Margarida Piloto Garcia – “O mundo da lua”

27.04.2014

Há muitos anos, era parte de mim a lua pendurada no teu corpo. Tu ias e vinhas na noite, num tropel que nem os cavalos do sonho conseguiam acompanhar. Nada era realidade a vestir-me o corpo e apenas o medo penteava os meus cabelos.

Tu seguias imune aos meus apelos, orgulhoso e falsamente convencido de que a estrada do luar era só tua.
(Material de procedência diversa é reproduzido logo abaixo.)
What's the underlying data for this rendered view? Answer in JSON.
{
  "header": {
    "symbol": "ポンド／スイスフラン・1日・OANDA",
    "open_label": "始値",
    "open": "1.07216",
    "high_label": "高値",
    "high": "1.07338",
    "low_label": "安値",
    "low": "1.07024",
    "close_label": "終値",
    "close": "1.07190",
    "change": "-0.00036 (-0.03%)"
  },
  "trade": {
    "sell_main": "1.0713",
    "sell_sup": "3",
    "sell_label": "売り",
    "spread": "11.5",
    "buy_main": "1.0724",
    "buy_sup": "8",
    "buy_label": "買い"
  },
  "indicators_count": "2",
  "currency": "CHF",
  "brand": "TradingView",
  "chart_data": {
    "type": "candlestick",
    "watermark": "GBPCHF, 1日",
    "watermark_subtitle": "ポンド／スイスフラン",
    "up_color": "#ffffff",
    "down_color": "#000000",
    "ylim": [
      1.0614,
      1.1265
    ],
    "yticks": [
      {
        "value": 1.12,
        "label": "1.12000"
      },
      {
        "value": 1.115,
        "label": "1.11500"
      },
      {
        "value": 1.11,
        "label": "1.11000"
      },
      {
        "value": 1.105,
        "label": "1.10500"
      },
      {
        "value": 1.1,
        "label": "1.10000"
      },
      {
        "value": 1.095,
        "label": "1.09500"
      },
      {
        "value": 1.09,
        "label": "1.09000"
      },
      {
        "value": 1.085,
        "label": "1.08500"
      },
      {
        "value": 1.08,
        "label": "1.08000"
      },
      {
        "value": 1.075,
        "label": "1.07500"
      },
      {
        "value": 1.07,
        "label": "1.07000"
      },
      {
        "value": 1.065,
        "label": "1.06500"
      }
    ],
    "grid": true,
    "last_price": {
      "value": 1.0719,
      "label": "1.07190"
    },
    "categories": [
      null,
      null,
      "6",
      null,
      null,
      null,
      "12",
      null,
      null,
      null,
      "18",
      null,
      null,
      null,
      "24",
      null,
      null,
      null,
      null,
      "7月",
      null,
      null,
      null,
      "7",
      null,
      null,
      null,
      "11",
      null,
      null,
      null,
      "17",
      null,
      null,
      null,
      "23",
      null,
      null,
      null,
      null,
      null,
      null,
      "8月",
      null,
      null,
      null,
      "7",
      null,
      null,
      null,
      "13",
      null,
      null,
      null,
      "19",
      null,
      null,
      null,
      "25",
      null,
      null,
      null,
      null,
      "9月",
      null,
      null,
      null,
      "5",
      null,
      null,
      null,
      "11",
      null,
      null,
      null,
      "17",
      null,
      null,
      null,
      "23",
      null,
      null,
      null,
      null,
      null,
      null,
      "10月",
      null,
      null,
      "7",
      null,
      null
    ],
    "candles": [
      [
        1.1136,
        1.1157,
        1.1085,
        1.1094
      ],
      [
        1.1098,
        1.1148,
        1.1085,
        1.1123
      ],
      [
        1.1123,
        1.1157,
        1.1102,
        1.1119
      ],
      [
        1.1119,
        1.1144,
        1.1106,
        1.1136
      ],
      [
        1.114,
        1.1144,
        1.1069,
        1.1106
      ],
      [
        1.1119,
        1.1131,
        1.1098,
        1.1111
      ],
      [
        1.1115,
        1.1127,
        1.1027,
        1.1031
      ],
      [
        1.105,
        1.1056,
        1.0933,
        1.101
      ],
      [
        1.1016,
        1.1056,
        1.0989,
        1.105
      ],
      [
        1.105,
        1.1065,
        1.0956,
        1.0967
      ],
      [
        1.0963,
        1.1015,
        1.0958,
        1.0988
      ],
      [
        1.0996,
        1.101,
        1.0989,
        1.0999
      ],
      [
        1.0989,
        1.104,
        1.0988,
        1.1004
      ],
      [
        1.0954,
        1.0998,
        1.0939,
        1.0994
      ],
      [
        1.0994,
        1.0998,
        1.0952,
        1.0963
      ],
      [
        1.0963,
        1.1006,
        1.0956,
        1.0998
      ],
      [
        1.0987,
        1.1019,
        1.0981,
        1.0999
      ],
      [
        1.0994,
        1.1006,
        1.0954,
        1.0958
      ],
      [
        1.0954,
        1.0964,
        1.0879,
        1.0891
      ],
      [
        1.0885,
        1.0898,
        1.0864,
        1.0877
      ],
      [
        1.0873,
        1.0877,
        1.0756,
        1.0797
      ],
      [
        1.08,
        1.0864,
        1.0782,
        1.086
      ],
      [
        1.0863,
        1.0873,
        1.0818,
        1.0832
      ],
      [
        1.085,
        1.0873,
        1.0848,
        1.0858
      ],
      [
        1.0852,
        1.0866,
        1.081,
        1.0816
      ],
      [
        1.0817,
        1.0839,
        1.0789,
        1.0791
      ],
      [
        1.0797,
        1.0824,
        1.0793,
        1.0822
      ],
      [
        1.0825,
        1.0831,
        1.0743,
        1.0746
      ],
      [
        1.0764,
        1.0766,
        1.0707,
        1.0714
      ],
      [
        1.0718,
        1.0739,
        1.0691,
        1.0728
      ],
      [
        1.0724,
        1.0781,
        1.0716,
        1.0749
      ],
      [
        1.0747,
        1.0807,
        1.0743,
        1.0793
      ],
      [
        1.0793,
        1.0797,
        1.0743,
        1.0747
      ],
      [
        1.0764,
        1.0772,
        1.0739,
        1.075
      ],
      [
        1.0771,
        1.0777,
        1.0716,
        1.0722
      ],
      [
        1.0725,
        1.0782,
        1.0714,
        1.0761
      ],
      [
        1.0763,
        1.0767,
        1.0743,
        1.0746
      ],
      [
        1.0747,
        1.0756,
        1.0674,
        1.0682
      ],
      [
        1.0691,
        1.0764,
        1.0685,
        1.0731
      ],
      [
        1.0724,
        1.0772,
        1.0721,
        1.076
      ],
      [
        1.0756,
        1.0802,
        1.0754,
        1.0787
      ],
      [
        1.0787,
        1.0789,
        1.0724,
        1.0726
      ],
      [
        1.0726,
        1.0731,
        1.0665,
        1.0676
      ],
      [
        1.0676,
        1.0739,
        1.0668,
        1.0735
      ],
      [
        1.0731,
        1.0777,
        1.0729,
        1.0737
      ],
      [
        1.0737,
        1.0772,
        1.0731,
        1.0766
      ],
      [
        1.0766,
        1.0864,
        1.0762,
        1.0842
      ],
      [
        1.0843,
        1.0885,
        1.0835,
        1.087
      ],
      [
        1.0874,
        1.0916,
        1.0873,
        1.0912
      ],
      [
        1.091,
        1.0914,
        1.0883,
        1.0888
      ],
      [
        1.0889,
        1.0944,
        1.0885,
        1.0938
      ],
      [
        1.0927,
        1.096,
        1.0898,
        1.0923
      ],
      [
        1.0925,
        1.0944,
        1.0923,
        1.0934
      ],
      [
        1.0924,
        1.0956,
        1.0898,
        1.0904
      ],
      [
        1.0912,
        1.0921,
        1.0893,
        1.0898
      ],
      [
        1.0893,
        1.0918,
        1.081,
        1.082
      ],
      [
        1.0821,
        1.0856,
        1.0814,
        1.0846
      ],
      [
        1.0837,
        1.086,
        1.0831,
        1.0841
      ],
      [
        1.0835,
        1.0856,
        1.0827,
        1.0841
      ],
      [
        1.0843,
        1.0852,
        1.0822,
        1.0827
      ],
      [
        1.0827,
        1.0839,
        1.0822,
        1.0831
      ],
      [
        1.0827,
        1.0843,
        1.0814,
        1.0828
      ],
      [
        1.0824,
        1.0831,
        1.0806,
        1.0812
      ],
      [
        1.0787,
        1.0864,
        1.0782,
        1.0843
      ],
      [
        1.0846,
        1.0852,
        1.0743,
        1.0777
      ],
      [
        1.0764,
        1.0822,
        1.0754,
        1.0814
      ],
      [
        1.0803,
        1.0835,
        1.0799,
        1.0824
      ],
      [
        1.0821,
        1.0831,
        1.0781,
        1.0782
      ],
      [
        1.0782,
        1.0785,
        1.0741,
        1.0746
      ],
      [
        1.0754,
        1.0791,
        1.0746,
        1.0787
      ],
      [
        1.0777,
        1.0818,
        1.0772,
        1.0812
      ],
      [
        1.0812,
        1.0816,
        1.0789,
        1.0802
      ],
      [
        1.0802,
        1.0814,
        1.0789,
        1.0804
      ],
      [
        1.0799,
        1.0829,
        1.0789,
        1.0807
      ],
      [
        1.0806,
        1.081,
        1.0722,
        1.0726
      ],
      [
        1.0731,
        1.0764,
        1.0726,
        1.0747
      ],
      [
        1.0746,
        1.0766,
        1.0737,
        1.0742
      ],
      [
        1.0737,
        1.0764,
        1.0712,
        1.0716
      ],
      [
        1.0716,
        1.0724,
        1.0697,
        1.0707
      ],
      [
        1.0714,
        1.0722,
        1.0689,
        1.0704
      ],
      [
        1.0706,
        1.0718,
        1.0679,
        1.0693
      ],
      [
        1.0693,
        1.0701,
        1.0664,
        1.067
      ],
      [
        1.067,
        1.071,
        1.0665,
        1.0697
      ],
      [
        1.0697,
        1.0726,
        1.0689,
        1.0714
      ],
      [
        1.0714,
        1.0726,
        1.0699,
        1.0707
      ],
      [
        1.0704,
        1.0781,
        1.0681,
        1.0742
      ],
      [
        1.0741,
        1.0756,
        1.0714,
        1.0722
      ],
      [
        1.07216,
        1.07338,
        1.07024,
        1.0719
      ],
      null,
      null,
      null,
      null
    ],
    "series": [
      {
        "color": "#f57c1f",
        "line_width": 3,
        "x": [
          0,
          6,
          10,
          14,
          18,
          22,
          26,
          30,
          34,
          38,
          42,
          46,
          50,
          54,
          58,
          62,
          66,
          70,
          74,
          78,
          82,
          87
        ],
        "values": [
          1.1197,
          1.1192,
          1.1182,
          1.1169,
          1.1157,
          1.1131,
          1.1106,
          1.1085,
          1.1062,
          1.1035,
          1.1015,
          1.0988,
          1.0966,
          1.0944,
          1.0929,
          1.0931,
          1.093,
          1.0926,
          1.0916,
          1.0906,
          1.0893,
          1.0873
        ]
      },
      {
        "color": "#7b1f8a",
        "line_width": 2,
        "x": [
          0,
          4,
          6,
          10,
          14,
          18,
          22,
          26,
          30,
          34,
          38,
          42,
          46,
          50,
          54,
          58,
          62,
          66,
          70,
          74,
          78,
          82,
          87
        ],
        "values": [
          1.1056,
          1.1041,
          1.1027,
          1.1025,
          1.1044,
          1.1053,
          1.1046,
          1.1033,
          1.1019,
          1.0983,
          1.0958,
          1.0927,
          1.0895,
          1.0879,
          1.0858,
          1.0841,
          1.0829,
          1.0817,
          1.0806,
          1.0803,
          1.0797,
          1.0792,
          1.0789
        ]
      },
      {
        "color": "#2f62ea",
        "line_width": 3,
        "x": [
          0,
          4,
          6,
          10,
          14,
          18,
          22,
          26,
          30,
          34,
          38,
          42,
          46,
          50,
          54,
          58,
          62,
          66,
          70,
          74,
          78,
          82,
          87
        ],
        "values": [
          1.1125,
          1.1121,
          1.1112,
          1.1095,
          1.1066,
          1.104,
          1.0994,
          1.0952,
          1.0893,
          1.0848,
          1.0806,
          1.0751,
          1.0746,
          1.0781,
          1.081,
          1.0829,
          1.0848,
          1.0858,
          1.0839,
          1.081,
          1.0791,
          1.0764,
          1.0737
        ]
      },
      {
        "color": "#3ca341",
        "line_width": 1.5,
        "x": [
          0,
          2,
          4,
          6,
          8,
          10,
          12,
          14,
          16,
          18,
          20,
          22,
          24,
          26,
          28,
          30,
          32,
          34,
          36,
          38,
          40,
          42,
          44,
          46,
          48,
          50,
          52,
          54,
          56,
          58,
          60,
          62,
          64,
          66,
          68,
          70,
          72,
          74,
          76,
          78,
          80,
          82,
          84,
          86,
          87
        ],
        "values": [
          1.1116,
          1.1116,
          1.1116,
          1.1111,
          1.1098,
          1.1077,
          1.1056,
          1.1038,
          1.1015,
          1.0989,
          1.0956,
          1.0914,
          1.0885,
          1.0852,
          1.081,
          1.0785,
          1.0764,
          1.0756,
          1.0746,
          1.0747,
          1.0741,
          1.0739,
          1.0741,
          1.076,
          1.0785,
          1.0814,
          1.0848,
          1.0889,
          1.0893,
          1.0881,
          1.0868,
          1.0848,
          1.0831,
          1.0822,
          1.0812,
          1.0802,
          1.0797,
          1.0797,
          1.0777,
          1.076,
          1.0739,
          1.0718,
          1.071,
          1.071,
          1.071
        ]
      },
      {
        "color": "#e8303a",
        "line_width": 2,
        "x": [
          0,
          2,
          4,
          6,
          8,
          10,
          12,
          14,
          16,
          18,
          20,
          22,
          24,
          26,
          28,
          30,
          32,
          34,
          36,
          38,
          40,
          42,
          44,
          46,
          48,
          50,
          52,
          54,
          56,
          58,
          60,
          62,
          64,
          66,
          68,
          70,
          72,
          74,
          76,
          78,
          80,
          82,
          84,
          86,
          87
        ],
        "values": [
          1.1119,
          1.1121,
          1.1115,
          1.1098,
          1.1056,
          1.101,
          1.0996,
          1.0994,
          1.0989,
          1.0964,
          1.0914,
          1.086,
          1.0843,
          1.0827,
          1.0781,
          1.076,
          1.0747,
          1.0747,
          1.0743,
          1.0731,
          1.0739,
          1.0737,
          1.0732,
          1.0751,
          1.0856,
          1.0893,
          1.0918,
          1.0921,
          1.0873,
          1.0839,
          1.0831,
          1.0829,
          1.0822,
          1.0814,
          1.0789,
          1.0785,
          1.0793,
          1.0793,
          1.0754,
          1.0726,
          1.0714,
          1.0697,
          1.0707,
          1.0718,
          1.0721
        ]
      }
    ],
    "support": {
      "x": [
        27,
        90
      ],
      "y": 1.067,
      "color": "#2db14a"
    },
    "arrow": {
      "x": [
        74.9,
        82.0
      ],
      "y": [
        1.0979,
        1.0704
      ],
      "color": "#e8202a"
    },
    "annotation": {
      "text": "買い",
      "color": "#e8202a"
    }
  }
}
Agarrada a ténues esperanças, abri-te os braços vezes sem conta, na vã tentativa de que eles fossem abrigo e casulo, fossem caminho e cama de amores lunares. Mas a teia dos segredos a palpitar nos olhos, sempre nos enredou e os lobos a morderem a pele numa luciferina sedução, foram sempre vencedores.

Hoje os dedos doem-me quando toco o luar e me tento demorar na pele do teu corpo.

É em quarto minguante que a lua te recorta, suspirando maresias insensatas e insuspeitas. Nada consigo ouvir, os sons enclausurados num outro universo, nada consigo ver, cega pelas mentiras embrulhadas em papel colorido. E as palavras que poderia dizer ou gritar, calo-as porque perdi as asas de gaivota ao cruzar o último céu.

Com o teu lado escuro tentas agarrar-me num abraço luarento, os olhos postos, não em mim, mas na feiticeira iluminada numa gritante noite azul.

Mas algo se recolhe em segredo, refugiando-se dos gestos gastos e mínimos. Não tenho mais desejos grávidos de ti porque os isentaste de mim.

Agora, só desejo guardar aquele lugar mágico , inviolado e secreto que nunca corrompeste.

Toma para ti o que com esqueléticas razões julgaste ser teu. Deixa-me apenas o mundo da lua.